HEADQUARTERS FIFTH DIVISION, Memphis, Tenn., July 27, 1862.
JOHN PARK, Mayor of Memphis:
SIR: Yours of July 24 is before me* and has received, as all similar papers ever will, my careful and most respectful consideration.
I have the most unbounded respect for the civil law, courts, and authorities, and shall do all in my power to restore them to their proper use, viz, the protection of life, liberty, and property.
Unfortunately at this time civil war prevails in the land, and necessarily the military for the time being must be superior to the civil authority, but does not therefore destroy it. Civil courts and executive officers should still exist and perform duties, without which civil or municipal bodies would soon pass into disrespect-and end to be avoided.
I am glad to find in Memphis yourself and municipal authorities not only in existence but in the exercise of your important functions, and I shall endeavor to restore one or more civil tribunals for the arbitrament of contracts and punishment of crimes which the military authority has neither time nor inclination to interfere with.
Among these, first in importance, is the maintenance of order, peace, and quiet within the jurisdiction of Memphis.

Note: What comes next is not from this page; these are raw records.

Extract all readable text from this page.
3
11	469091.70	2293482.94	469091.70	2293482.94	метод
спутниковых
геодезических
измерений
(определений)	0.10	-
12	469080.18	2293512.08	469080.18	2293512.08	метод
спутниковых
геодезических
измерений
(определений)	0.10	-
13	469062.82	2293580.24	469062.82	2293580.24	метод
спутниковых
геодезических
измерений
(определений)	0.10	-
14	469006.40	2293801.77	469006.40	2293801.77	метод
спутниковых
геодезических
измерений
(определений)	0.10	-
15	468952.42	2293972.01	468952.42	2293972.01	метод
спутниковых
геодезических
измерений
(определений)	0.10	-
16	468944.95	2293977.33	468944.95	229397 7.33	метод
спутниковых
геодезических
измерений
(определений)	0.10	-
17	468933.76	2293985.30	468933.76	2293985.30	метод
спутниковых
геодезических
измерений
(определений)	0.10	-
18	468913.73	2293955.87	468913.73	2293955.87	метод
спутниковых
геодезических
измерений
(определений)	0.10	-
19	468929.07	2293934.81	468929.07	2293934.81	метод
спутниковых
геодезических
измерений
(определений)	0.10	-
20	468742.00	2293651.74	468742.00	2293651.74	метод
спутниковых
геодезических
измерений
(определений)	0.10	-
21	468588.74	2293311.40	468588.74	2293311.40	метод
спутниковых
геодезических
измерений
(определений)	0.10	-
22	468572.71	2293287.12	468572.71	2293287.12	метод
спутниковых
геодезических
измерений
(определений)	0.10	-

To insure this I will keep a strong provost guard in the city, but will limit their duty to guarding public property held or claimed by the United States, and for the arrest or confinement of State prisoners and soldiers who are disorderly or improperly away from their regiments.
This guard ought not to arrest citizens for disorder or common crimes. This should be done by the city police. I understand that the city police is too weak in numbers to accomplish this perfectly, and I therefore recommend that the city council at once take steps to increase this force to a number which, in their judgment, day and night, can enforce your ordinance as to peace, quiet, and order, so that any change in our military dispositions will not have a tendency to leave your people unguarded.

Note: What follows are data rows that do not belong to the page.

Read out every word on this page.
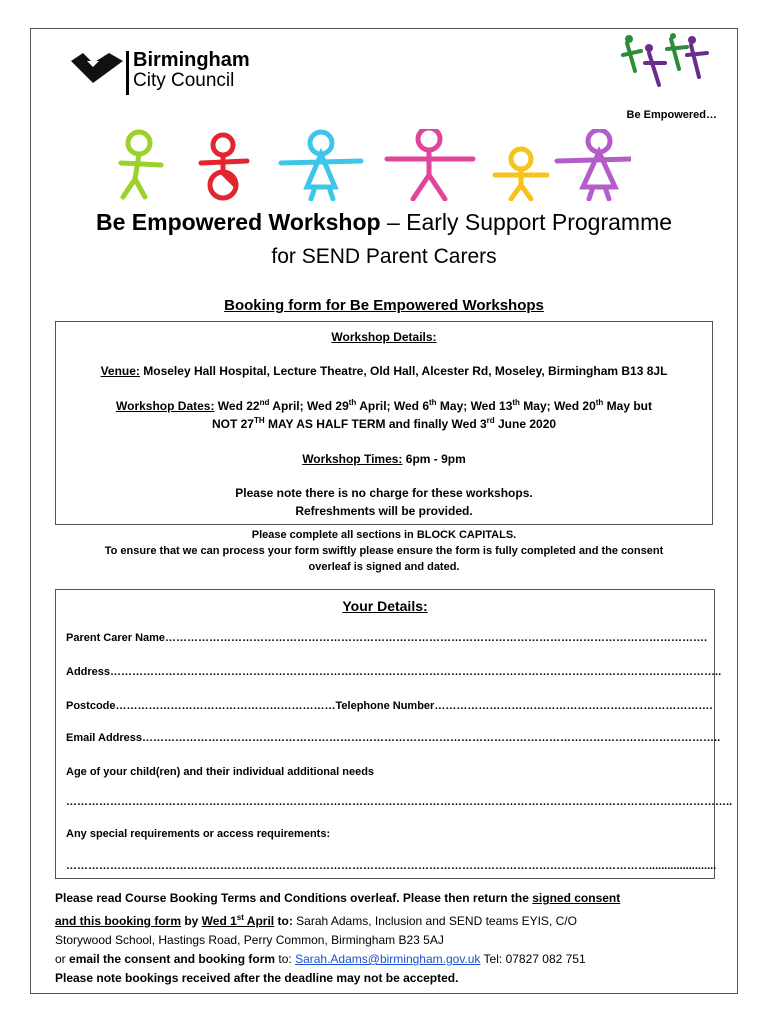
Birmingham
City Council
Be Empowered…
Be Empowered Workshop – Early Support Programme
for SEND Parent Carers
Booking form for Be Empowered Workshops
Workshop Details:
Venue: Moseley Hall Hospital, Lecture Theatre, Old Hall, Alcester Rd, Moseley, Birmingham B13 8JL
Workshop Dates: Wed 22nd April; Wed 29th April; Wed 6th May; Wed 13th May; Wed 20th May but
NOT 27TH MAY AS HALF TERM and finally Wed 3rd June 2020
Workshop Times: 6pm - 9pm
Please note there is no charge for these workshops.
Refreshments will be provided.
Please complete all sections in BLOCK CAPITALS.
To ensure that we can process your form swiftly please ensure the form is fully completed and the consent
overleaf is signed and dated.
Your Details:
Parent Carer Name………………………………………………………………………………………………………………………………….
Address…………………………………………………………………………………………………………………………………………………..
Postcode……………………………………………………Telephone Number………………………………………………………………….
Email Address…………………………………………………………………………………………………………………………………………..
Age of your child(ren) and their individual additional needs
………………………………………………………………………………………………………………………………………………………………..
Any special requirements or access requirements:
……………………………………………………………………………………………………………………………………………......................
Please read Course Booking Terms and Conditions overleaf. Please then return the signed consent
and this booking form by Wed 1st April to: Sarah Adams, Inclusion and SEND teams EYIS, C/O
Storywood School, Hastings Road, Perry Common, Birmingham B23 5AJ
or email the consent and booking form to: Sarah.Adams@birmingham.gov.uk Tel: 07827 082 751
Please note bookings received after the deadline may not be accepted.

I am willing to instruct my provost guard to assist the police force where any combination is made too strong for them to overcome, but the city police should be strong enough for any probable contingency.
The cost of maintaining this police force must necessarily fall upon all citizens equitably.
I am not willing, nor do I think it good policy, for the city authorities to collect the taxes belonging to the State and county, as you recommend, for these would have to be refunded. Better meet the expenses at once by a new tax on all interested. Therefore if you, on consultation with the proper municipal body, will frame a good bill for the increase of your police force and for raising the necessary means for their support and maintenance, I will approve it and aid you in the collection of the tax. Of course I cannot suggest how this tax should be laid, but I think that it should be made uniform on all interests, real estate and personal property, including money and merchandise. All who are protected should share the expenses in proportion to the interests involved.